I just found this article (http://www.spiegel.de/international/world/0,1518,553724,00.html) in the German magazine Der Spiegel on growing Anti-Semitism amongst the Muslim population in Germany and elsewhere. Some of the incidents are simply stunning: for example, Kuentzel cites a case where a group of Muslim students, on a trip to Auschwitz, stood in front of one of the gas chambers and applauded; or radio programs broadcast widely that invite Muslim children to kill Jews in the name of Allah.

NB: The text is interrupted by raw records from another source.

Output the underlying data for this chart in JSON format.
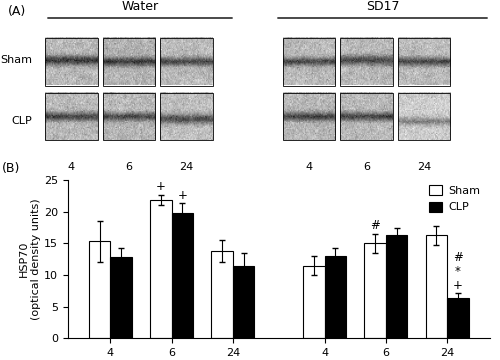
{
  "bar_groups": [
    {
      "label": "4",
      "group": "Water",
      "sham": 15.3,
      "clp": 12.8,
      "sham_err": 3.3,
      "clp_err": 1.5
    },
    {
      "label": "6",
      "group": "Water",
      "sham": 21.8,
      "clp": 19.8,
      "sham_err": 0.8,
      "clp_err": 1.5
    },
    {
      "label": "24",
      "group": "Water",
      "sham": 13.8,
      "clp": 11.4,
      "sham_err": 1.8,
      "clp_err": 2.0
    },
    {
      "label": "4",
      "group": "SD17",
      "sham": 11.5,
      "clp": 13.0,
      "sham_err": 1.5,
      "clp_err": 1.2
    },
    {
      "label": "6",
      "group": "SD17",
      "sham": 15.0,
      "clp": 16.3,
      "sham_err": 1.5,
      "clp_err": 1.2
    },
    {
      "label": "24",
      "group": "SD17",
      "sham": 16.3,
      "clp": 6.4,
      "sham_err": 1.5,
      "clp_err": 0.8
    }
  ],
  "ylabel": "HSP70\n(optical density units)",
  "ylim": [
    0,
    25
  ],
  "yticks": [
    0,
    5,
    10,
    15,
    20,
    25
  ],
  "sham_color": "#ffffff",
  "clp_color": "#000000",
  "bar_edge_color": "#000000",
  "bar_width": 0.35,
  "group_labels": [
    "Water",
    "SD17"
  ],
  "time_labels": [
    "4",
    "6",
    "24"
  ],
  "legend_sham": "Sham",
  "legend_clp": "CLP",
  "water_centers": [
    0.5,
    1.5,
    2.5
  ],
  "sd17_centers": [
    4.0,
    5.0,
    6.0
  ],
  "xlim": [
    -0.2,
    6.7
  ]
}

The argument is often made that we cannot judge a religion, Islam in this case, based upon a radicalized fraction of its constituents. This would be a valid argument if it weren't for the fact that this fraction are not radicalized: they are the ones actually obeying the dictates of the religion, that is to say, they are simply the truly religious ones. The others are tolerant in spite of their religion, not because of it. The same is true of the other monotheistic religions. The true Christians are those blowing up abortion clinics, fighting for superstitious nonsense to be taught in public education facilities as a "competing theory" with evolution, and fighting to have all homosexuals institutionalized.
Religion is, in its very structure, its fiber, and originating source--the so-called holy books--immoral and corrupt. The holy books of the monotheistic religions are the source of their structural organization: these are the very books that contain injunctions to commit some of the most evil acts that have been committed by human animals and continue to be committed, and will continue to be until the religions themselves are destroyed.